Lundi en conférence de presse, ils étaient quatre ministres du gouvernement Trudeau à déplorer cette flambée de violence. Le ministre des Services autochtones, Marc Miller, a accusé la GRC d’avoir laissé tomber les victimes micmaques et dénoncé ces gestes de violence « dégoûtants, inacceptables et de nature raciste », autre manifestation, selon lui, du racisme systémique.

Bien qu’on doive déplorer cette violence et qu’on ne puisse écarter que certains pêcheurs néo-écossais éprouvent des sentiments racistes à l’endroit des Autochtones, il s’agit moins de racisme systémique que d’une question de gagne-pain dans une activité contingentée. S’il y a quelque chose de systémique, voire de systématique, c’est bien la propension du gouvernement fédéral d’éluder ses responsabilités à l’égard des Premières Nations en évitant de régler les problèmes litigieux. Les bons sentiments déversés par un ministre paré de sa bonne conscience n’y changent rien.

Ainsi, plus de 20 ans après les décisions Marshall, Ottawa n’a toujours pas arrêté, comme la Cour suprême le lui suggérait implicitement, ce qu’il faut entendre par une pêche de subsistance « convenable », ni sérieusement entrepris des négociations avec les nations autochtones concernées pour y parvenir. Dans certains cas toutefois, il a cherché à contourner le problème en rachetant des permis de pêche commerciale pour les céder à des pêcheurs autochtones.

On peut proposer diverses définitions de cette pêche de subsistance. Ne vise-t-elle strictement que la quantité qu’une famille autochtone est appelée à consommer ? Peut-elle assurer des revenus pour la subsistance générale de cette même famille, de la même façon que la pêche commerciale assure la subsistance de familles non autochtones.

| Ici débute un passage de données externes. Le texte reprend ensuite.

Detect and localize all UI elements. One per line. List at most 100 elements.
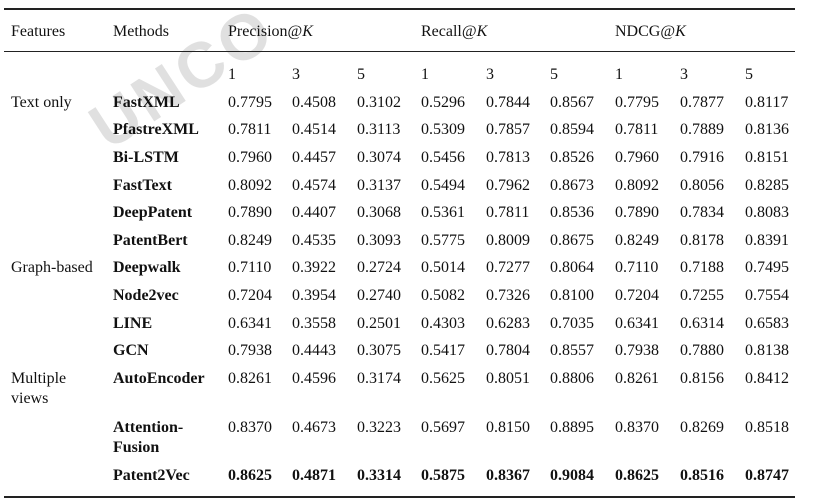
cell-value: 0.3223 [357, 419, 401, 436]
cell-value: 0.2501 [357, 315, 401, 332]
cell-value: 0.8536 [550, 204, 594, 221]
cell-value: 0.8261 [228, 370, 272, 387]
cell-value: 0.7326 [486, 287, 530, 304]
row-group: Graph-based [11, 259, 93, 276]
cell-value: 0.8117 [745, 94, 789, 111]
cell-value: 0.8806 [550, 370, 594, 387]
method: Attention-Fusion [113, 419, 184, 456]
cell-value: 0.8625 [228, 467, 272, 484]
cell-value: 0.6283 [486, 315, 530, 332]
k-value: 1 [228, 66, 236, 83]
method: Bi-LSTM [113, 149, 179, 166]
cell-value: 0.8178 [680, 232, 724, 249]
cell-value: 0.8391 [745, 232, 789, 249]
cell-value: 0.5296 [421, 94, 465, 111]
cell-value: 0.8009 [486, 232, 530, 249]
cell-value: 0.7811 [486, 204, 530, 221]
method: PfastreXML [113, 121, 199, 138]
cell-value: 0.3068 [357, 204, 401, 221]
header-group: NDCG@K [615, 22, 686, 42]
cell-value: 0.8269 [680, 419, 724, 436]
cell-value: 0.7188 [680, 259, 724, 276]
cell-value: 0.7110 [615, 259, 659, 276]
cell-value: 0.2724 [357, 259, 401, 276]
cell-value: 0.8083 [745, 204, 789, 221]
cell-value: 0.7554 [745, 287, 789, 304]
cell-value: 0.4443 [292, 342, 336, 359]
cell-value: 0.8895 [550, 419, 594, 436]
cell-value: 0.4673 [292, 419, 336, 436]
cell-value: 0.7204 [228, 287, 272, 304]
cell-value: 0.7277 [486, 259, 530, 276]
cell-value: 0.5014 [421, 259, 465, 276]
mid-rule [4, 51, 795, 52]
cell-value: 0.3558 [292, 315, 336, 332]
cell-value: 0.7880 [680, 342, 724, 359]
cell-value: 0.8136 [745, 121, 789, 138]
cell-value: 0.6341 [228, 315, 272, 332]
cell-value: 0.7857 [486, 121, 530, 138]
k-value: 3 [292, 66, 300, 83]
cell-value: 0.7035 [550, 315, 594, 332]
cell-value: 0.8261 [615, 370, 659, 387]
k-value: 5 [550, 66, 558, 83]
cell-value: 0.3314 [357, 467, 401, 484]
cell-value: 0.7795 [615, 94, 659, 111]
cell-value: 0.7916 [680, 149, 724, 166]
cell-value: 0.8249 [228, 232, 272, 249]
cell-value: 0.8557 [550, 342, 594, 359]
cell-value: 0.8516 [680, 467, 724, 484]
cell-value: 0.8370 [228, 419, 272, 436]
cell-value: 0.8156 [680, 370, 724, 387]
cell-value: 0.8370 [615, 419, 659, 436]
cell-value: 0.6341 [615, 315, 659, 332]
cell-value: 0.3113 [357, 121, 401, 138]
cell-value: 0.8367 [486, 467, 530, 484]
cell-value: 0.7889 [680, 121, 724, 138]
cell-value: 0.3074 [357, 149, 401, 166]
row-group: Multiple views [11, 370, 67, 407]
cell-value: 0.5775 [421, 232, 465, 249]
cell-value: 0.7811 [615, 121, 659, 138]
method: GCN [113, 342, 149, 359]
cell-value: 0.3075 [357, 342, 401, 359]
cell-value: 0.7877 [680, 94, 724, 111]
cell-value: 0.7813 [486, 149, 530, 166]
cell-value: 0.4508 [292, 94, 336, 111]
cell-value: 0.8673 [550, 177, 594, 194]
cell-value: 0.5082 [421, 287, 465, 304]
cell-value: 0.4514 [292, 121, 336, 138]
method: Deepwalk [113, 259, 181, 276]
cell-value: 0.4457 [292, 149, 336, 166]
method: FastXML [113, 94, 180, 111]
k-value: 1 [421, 66, 429, 83]
cell-value: 0.7204 [615, 287, 659, 304]
cell-value: 0.7255 [680, 287, 724, 304]
method: DeepPatent [113, 204, 193, 221]
cell-value: 0.5361 [421, 204, 465, 221]
cell-value: 0.9084 [550, 467, 594, 484]
cell-value: 0.8056 [680, 177, 724, 194]
cell-value: 0.7795 [228, 94, 272, 111]
header-methods: Methods [113, 23, 169, 40]
cell-value: 0.4574 [292, 177, 336, 194]
cell-value: 0.4871 [292, 467, 336, 484]
group-label: Precision@ [228, 23, 303, 40]
cell-value: 0.7890 [615, 204, 659, 221]
top-rule [4, 8, 795, 10]
method: FastText [113, 177, 172, 194]
cell-value: 0.8064 [550, 259, 594, 276]
cell-value: 0.7890 [228, 204, 272, 221]
cell-value: 0.8625 [615, 467, 659, 484]
cell-value: 0.5697 [421, 419, 465, 436]
k-value: 1 [615, 66, 623, 83]
cell-value: 0.6314 [680, 315, 724, 332]
cell-value: 0.8285 [745, 177, 789, 194]
cell-value: 0.8594 [550, 121, 594, 138]
cell-value: 0.7938 [228, 342, 272, 359]
cell-value: 0.5494 [421, 177, 465, 194]
cell-value: 0.8150 [486, 419, 530, 436]
cell-value: 0.5875 [421, 467, 465, 484]
cell-value: 0.8747 [745, 467, 789, 484]
cell-value: 0.2740 [357, 287, 401, 304]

Quelle que soit cette définition, il ne serait que justice que les nations autochtones vivant sur les côtes et qui, traditionnellement, ont toujours vécu de la pêche, puissent gagner leur vie honorablement grâce à cette activité, tout comme les pêcheurs non autochtones.

Au vu de son inaction, le gouvernement fédéral, qui a tendance à prendre les choses de haut, est le grand responsable de cette violence qui a malheureusement eu cours, bien loin de lui, sur le plancher des vaches, dans une petite localité du sud-ouest de la Nouvelle-Écosse.

Au lieu de se mêler d’un domaine qui relève de la compétence des provinces, comme la santé, en cherchant à imposer des normes fédérales, Ottawa devrait assumer convenablement ses responsabilités dans ses propres champs de compétence. Avant de faire la leçon au Québec, le gouvernement Trudeau aurait intérêt à regarder dans sa propre cour. C’est lui qui a la haute main sur la pêche commerciale en mer, c’est de lui que dépend le sort des Premières Nations dans les réserves. Qu’ils soient autochtones ou non autochtones, les pêcheurs n’ont pas à faire les frais de l’impériale nonchalance du gouvernement fédéral.